Sinceramente, já estou velho demais para continuar fingindo que indivíduos capazes de julgar seus semelhantes com um critério tão desproporcional, tão disforme, tão manifestamente iníquo, sejam pessoas normais e decentes com quem eu não tenha senão divergências filosóficas. Esses sujeitos são doentes, são sociopatas perigosos, incapazes de olhar para os discordantes sem antever, com sádica alegria, o cadáver do “inimigo de classe” girando no espeto como um frango no forno da História.

Eis alguns – só alguns – dos objetivos proclamados abertamente pelos líderes e mentores comunistas:

1. Karl Marx: extermínio de classes sociais inteiras e de uns quantos “povos inferiores” (sic).

2. V. I. Lênin: terrorismo sistemático como fórmula de governo.

3. Leon Trotsky: militarização completa do trabalho industrial e agrícola. Supressão da liberdade de escolher emprego.

4. Stálin: “Morte aos pequenos proprietários rurais. Ódio e desprezo aos que os defendem” (sic).

5. Che Guevara: Treinar os militantes para que se tornem “eficientes e frias máquinas de matar” (sic).

Notem bem: não são crueldades impremeditadas, sobrevindas no calor da batalha. São intenções declaradas.

Como é possível que alguém em seu juízo perfeito considere o comunismo um belo ideal humanitário, que um acaso infeliz desviou de seus altos propósitos?

Foi só por um desejo insano de enganar-se retroativamente a si próprios que muitos comunistas, depois da morte de Stálin, começaram a espremer seus cérebros para explicar como o regime dos seus sonhos pudera “degenerar” em tanta violência e maldade. Não era degenerescência: era a execução racional e bem sucedida de planos traçados com muita antecedência – desde Marx – e levados à prática com a frieza metódica de uma obra de engenharia.

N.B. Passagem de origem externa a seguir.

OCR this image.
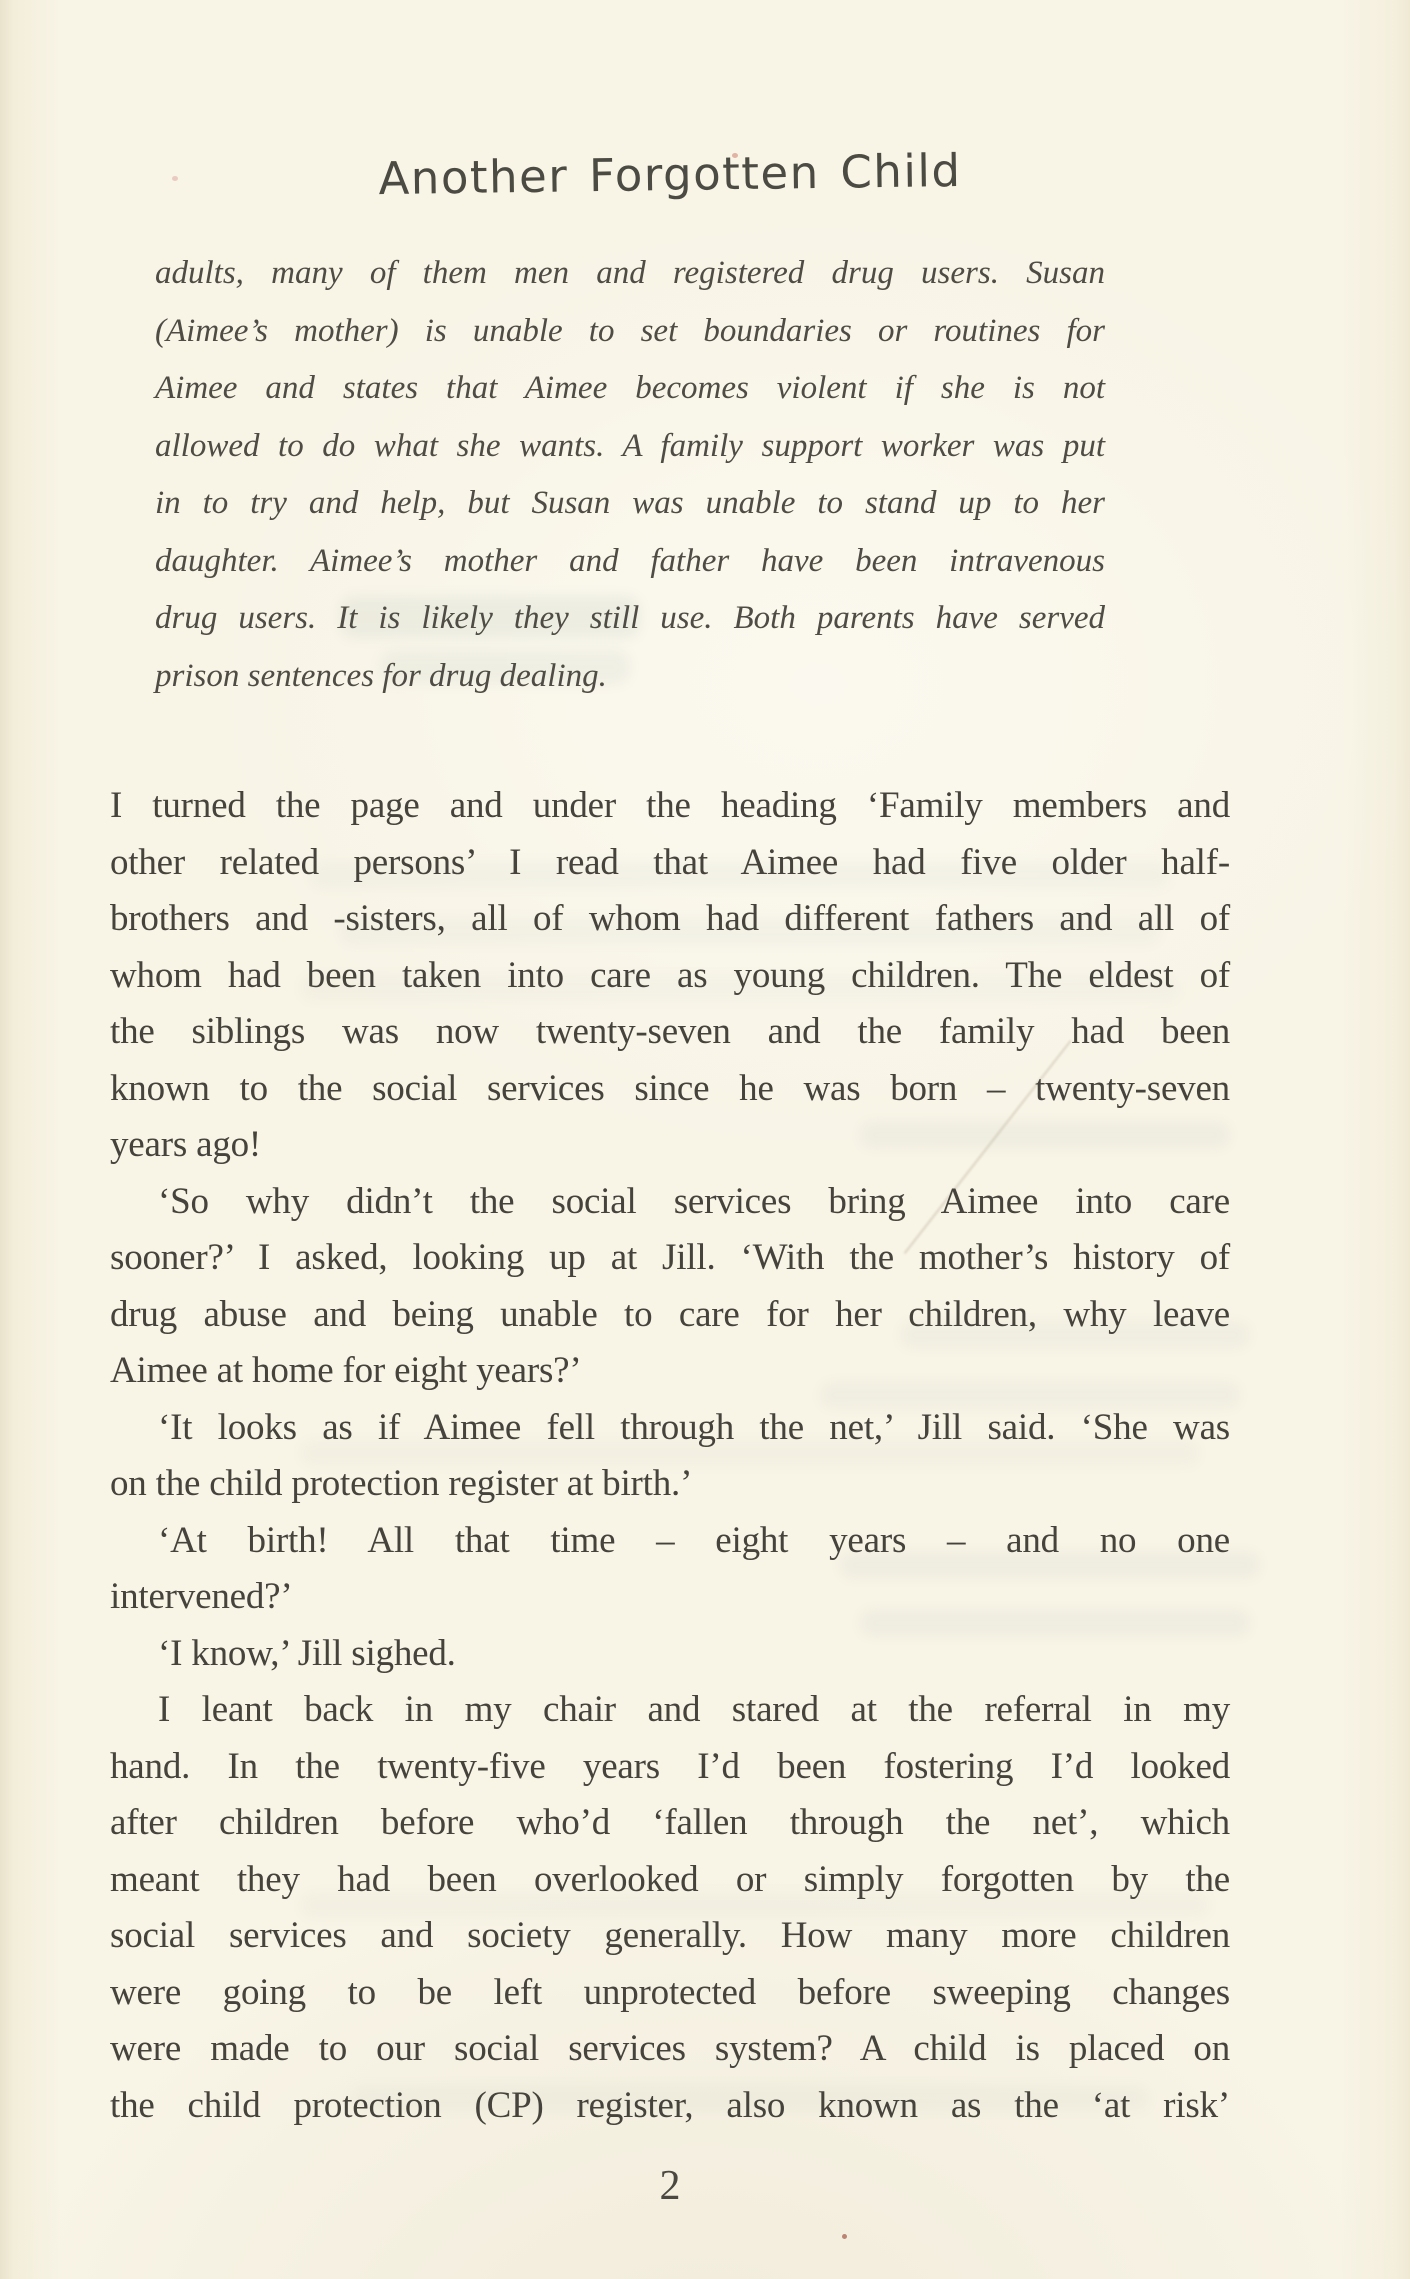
Another Forgotten Child
adults, many of them men and registered drug users. Susan
(Aimee’s mother) is unable to set boundaries or routines for
Aimee and states that Aimee becomes violent if she is not
allowed to do what she wants. A family support worker was put
in to try and help, but Susan was unable to stand up to her
daughter. Aimee’s mother and father have been intravenous
drug users. It is likely they still use. Both parents have served
prison sentences for drug dealing.
I turned the page and under the heading ‘Family members and
other related persons’ I read that Aimee had five older half-
brothers and -sisters, all of whom had different fathers and all of
whom had been taken into care as young children. The eldest of
the siblings was now twenty-seven and the family had been
known to the social services since he was born – twenty-seven
years ago!
‘So why didn’t the social services bring Aimee into care
sooner?’ I asked, looking up at Jill. ‘With the mother’s history of
drug abuse and being unable to care for her children, why leave
Aimee at home for eight years?’
‘It looks as if Aimee fell through the net,’ Jill said. ‘She was
on the child protection register at birth.’
‘At birth! All that time – eight years – and no one
intervened?’
‘I know,’ Jill sighed.
I leant back in my chair and stared at the referral in my
hand. In the twenty-five years I’d been fostering I’d looked
after children before who’d ‘fallen through the net’, which
meant they had been overlooked or simply forgotten by the
social services and society generally. How many more children
were going to be left unprotected before sweeping changes
were made to our social services system? A child is placed on
the child protection (CP) register, also known as the ‘at risk’
2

Fidel Castro, Guevara, Pol-Pot, Lênin, Stálin, Trótski, Marx – quem quer que escreva uma só palavra em favor desses monstros é seu semelhante, distinguindo-se deles em tamanho apenas, não em qualidade. Ainda que por covardia ou falta de ocasião não venha a realizar pessoalmente seus desígnios macabros, não esconde sua admiração por quem os realiza. E depois ainda se faz de horrorizado ante quem cometeu crimes incomparavelmente menores, se é que é crime apelar à violência para deter um genocídio anunciado e já em fase avançada de execução.